1. ## Multi-variable limit proof using delta and epsilon

Hi,

I am trying to create a proof that the limit as (x,y) approaches (1,0) of x + 2y is equal to 1. I have researched online and read my textbook over and over again and understand what the epsilon/delta limit definition is. However, I am having trouble applying it to this multi-variable situation. Can anyone help? It's truly appreciated! Thanks.
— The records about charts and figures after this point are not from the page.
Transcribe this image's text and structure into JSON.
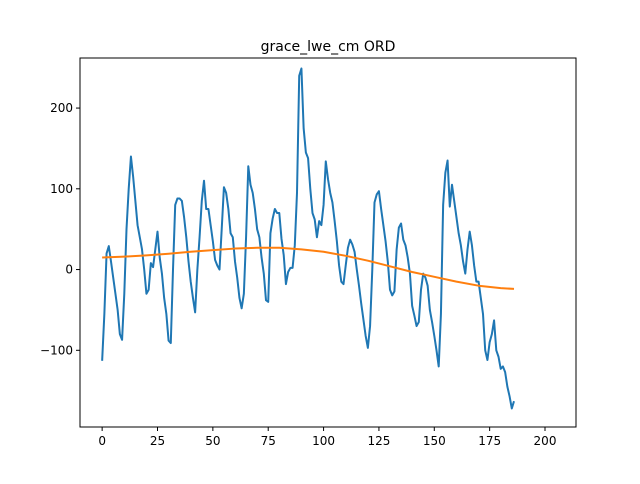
{
  "chart_data": {
    "type": "line",
    "title": "grace_lwe_cm ORD",
    "xlabel": "",
    "ylabel": "",
    "xlim": [
      -10,
      214
    ],
    "ylim": [
      -195,
      262
    ],
    "grid": false,
    "x_ticks": [
      0,
      25,
      50,
      75,
      100,
      125,
      150,
      175,
      200
    ],
    "y_ticks": [
      -100,
      0,
      100,
      200
    ],
    "x_tick_labels": [
      "0",
      "25",
      "50",
      "75",
      "100",
      "125",
      "150",
      "175",
      "200"
    ],
    "y_tick_labels": [
      "−100",
      "0",
      "100",
      "200"
    ],
    "series": [
      {
        "color": "#1f77b4",
        "points": [
          [
            0,
            -113
          ],
          [
            1,
            -55
          ],
          [
            2,
            20
          ],
          [
            3,
            29
          ],
          [
            4,
            10
          ],
          [
            5,
            -10
          ],
          [
            6,
            -30
          ],
          [
            7,
            -50
          ],
          [
            8,
            -80
          ],
          [
            9,
            -87
          ],
          [
            10,
            -30
          ],
          [
            11,
            50
          ],
          [
            12,
            100
          ],
          [
            13,
            140
          ],
          [
            14,
            115
          ],
          [
            15,
            85
          ],
          [
            16,
            55
          ],
          [
            17,
            40
          ],
          [
            18,
            25
          ],
          [
            19,
            0
          ],
          [
            20,
            -30
          ],
          [
            21,
            -25
          ],
          [
            22,
            8
          ],
          [
            23,
            3
          ],
          [
            24,
            25
          ],
          [
            25,
            47
          ],
          [
            26,
            15
          ],
          [
            27,
            -5
          ],
          [
            28,
            -35
          ],
          [
            29,
            -55
          ],
          [
            30,
            -88
          ],
          [
            31,
            -91
          ],
          [
            32,
            0
          ],
          [
            33,
            80
          ],
          [
            34,
            88
          ],
          [
            35,
            88
          ],
          [
            36,
            85
          ],
          [
            37,
            65
          ],
          [
            38,
            40
          ],
          [
            39,
            10
          ],
          [
            40,
            -15
          ],
          [
            41,
            -35
          ],
          [
            42,
            -53
          ],
          [
            43,
            0
          ],
          [
            44,
            40
          ],
          [
            45,
            85
          ],
          [
            46,
            110
          ],
          [
            47,
            75
          ],
          [
            48,
            75
          ],
          [
            49,
            55
          ],
          [
            50,
            35
          ],
          [
            51,
            12
          ],
          [
            52,
            5
          ],
          [
            53,
            0
          ],
          [
            54,
            50
          ],
          [
            55,
            102
          ],
          [
            56,
            95
          ],
          [
            57,
            75
          ],
          [
            58,
            45
          ],
          [
            59,
            40
          ],
          [
            60,
            10
          ],
          [
            61,
            -10
          ],
          [
            62,
            -35
          ],
          [
            63,
            -48
          ],
          [
            64,
            -30
          ],
          [
            65,
            40
          ],
          [
            66,
            128
          ],
          [
            67,
            105
          ],
          [
            68,
            95
          ],
          [
            69,
            75
          ],
          [
            70,
            50
          ],
          [
            71,
            40
          ],
          [
            72,
            15
          ],
          [
            73,
            -5
          ],
          [
            74,
            -38
          ],
          [
            75,
            -40
          ],
          [
            76,
            45
          ],
          [
            77,
            63
          ],
          [
            78,
            75
          ],
          [
            79,
            70
          ],
          [
            80,
            70
          ],
          [
            81,
            38
          ],
          [
            82,
            18
          ],
          [
            83,
            -18
          ],
          [
            84,
            -3
          ],
          [
            85,
            2
          ],
          [
            86,
            2
          ],
          [
            87,
            30
          ],
          [
            88,
            95
          ],
          [
            89,
            240
          ],
          [
            90,
            249
          ],
          [
            91,
            175
          ],
          [
            92,
            145
          ],
          [
            93,
            138
          ],
          [
            94,
            100
          ],
          [
            95,
            70
          ],
          [
            96,
            62
          ],
          [
            97,
            40
          ],
          [
            98,
            60
          ],
          [
            99,
            55
          ],
          [
            100,
            80
          ],
          [
            101,
            134
          ],
          [
            102,
            112
          ],
          [
            103,
            95
          ],
          [
            104,
            83
          ],
          [
            105,
            60
          ],
          [
            106,
            35
          ],
          [
            107,
            5
          ],
          [
            108,
            -15
          ],
          [
            109,
            -18
          ],
          [
            110,
            5
          ],
          [
            111,
            27
          ],
          [
            112,
            37
          ],
          [
            113,
            31
          ],
          [
            114,
            22
          ],
          [
            115,
            0
          ],
          [
            116,
            -20
          ],
          [
            117,
            -42
          ],
          [
            118,
            -62
          ],
          [
            119,
            -82
          ],
          [
            120,
            -97
          ],
          [
            121,
            -70
          ],
          [
            122,
            0
          ],
          [
            123,
            83
          ],
          [
            124,
            93
          ],
          [
            125,
            97
          ],
          [
            126,
            75
          ],
          [
            127,
            55
          ],
          [
            128,
            35
          ],
          [
            129,
            10
          ],
          [
            130,
            -25
          ],
          [
            131,
            -32
          ],
          [
            132,
            -27
          ],
          [
            133,
            25
          ],
          [
            134,
            52
          ],
          [
            135,
            57
          ],
          [
            136,
            37
          ],
          [
            137,
            30
          ],
          [
            138,
            15
          ],
          [
            139,
            -5
          ],
          [
            140,
            -45
          ],
          [
            141,
            -57
          ],
          [
            142,
            -70
          ],
          [
            143,
            -65
          ],
          [
            144,
            -25
          ],
          [
            145,
            -5
          ],
          [
            146,
            -10
          ],
          [
            147,
            -20
          ],
          [
            148,
            -50
          ],
          [
            149,
            -65
          ],
          [
            150,
            -82
          ],
          [
            151,
            -100
          ],
          [
            152,
            -120
          ],
          [
            153,
            -55
          ],
          [
            154,
            80
          ],
          [
            155,
            120
          ],
          [
            156,
            135
          ],
          [
            157,
            78
          ],
          [
            158,
            105
          ],
          [
            159,
            85
          ],
          [
            160,
            65
          ],
          [
            161,
            45
          ],
          [
            162,
            30
          ],
          [
            163,
            10
          ],
          [
            164,
            -5
          ],
          [
            165,
            25
          ],
          [
            166,
            47
          ],
          [
            167,
            30
          ],
          [
            168,
            5
          ],
          [
            169,
            -15
          ],
          [
            170,
            -15
          ],
          [
            171,
            -35
          ],
          [
            172,
            -55
          ],
          [
            173,
            -100
          ],
          [
            174,
            -112
          ],
          [
            175,
            -90
          ],
          [
            176,
            -80
          ],
          [
            177,
            -63
          ],
          [
            178,
            -100
          ],
          [
            179,
            -108
          ],
          [
            180,
            -123
          ],
          [
            181,
            -120
          ],
          [
            182,
            -127
          ],
          [
            183,
            -145
          ],
          [
            184,
            -157
          ],
          [
            185,
            -172
          ],
          [
            186,
            -163
          ]
        ]
      },
      {
        "color": "#ff7f0e",
        "points": [
          [
            0,
            15
          ],
          [
            10,
            16
          ],
          [
            20,
            17.5
          ],
          [
            30,
            19.5
          ],
          [
            40,
            22
          ],
          [
            50,
            24
          ],
          [
            60,
            26
          ],
          [
            70,
            27
          ],
          [
            80,
            27
          ],
          [
            90,
            25
          ],
          [
            100,
            22
          ],
          [
            110,
            17
          ],
          [
            120,
            11
          ],
          [
            130,
            4
          ],
          [
            140,
            -3
          ],
          [
            150,
            -9
          ],
          [
            160,
            -15
          ],
          [
            170,
            -20
          ],
          [
            180,
            -23
          ],
          [
            186,
            -24
          ]
        ]
      }
    ]
  }
}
2. Originally Posted by dyllusionist
Hi,

I am trying to create a proof that the limit as (x,y) approaches (1,0) of x + 2y is equal to 1. I have researched online and read my textbook over and over again and understand what the epsilon/delta limit definition is. However, I am having trouble applying it to this multi-variable situation. Can anyone help? It's truly appreciated! Thanks.
You must prove that for every $\varepsilon>0$ there exists some $\delta>0$ such that $d\left((x,y),(1,0)\right)=\sqrt{(x-1)^2+y^2}<\delta\implies \left|x+2y-1\right|<\varepsilon$

3. Thanks for that quick response! Wow.

Unfortunately, this is exactly where I am right now in the problem. I'm trying to figure out how to write my epsilon in terms of delta. My brain can't work with that square root or absolute value sign at all right now.

I now have written down that the absolute value of x - 1 is less than the absolute value of x - 1 + 2y which is less than epsilon. However, I am stuck again. Can I get a push in the right direction?

Once again, thank you for your help. This is an incredible resource.

4. ## possible limit proof

abs(x - 1) = sqrt((x-1)^2) less than = sqrt((x-1)^2 + y^2)

also,

2abs(y) = 2sqrt(y^2) less than = sqrt((x-1)^2 + y^2)

so

abs(x + 2y - 1) less than = abs(x-1) + 2abs(y) less than = 3sqrt((x-1)^2 + y^2) less than delta.

choose delta = epsilon / 3. This should work.

5. My mistake...in the second line, the final sqrt should be multiplied by the 2.

I suppose if I figure out LaTex, posts would look better?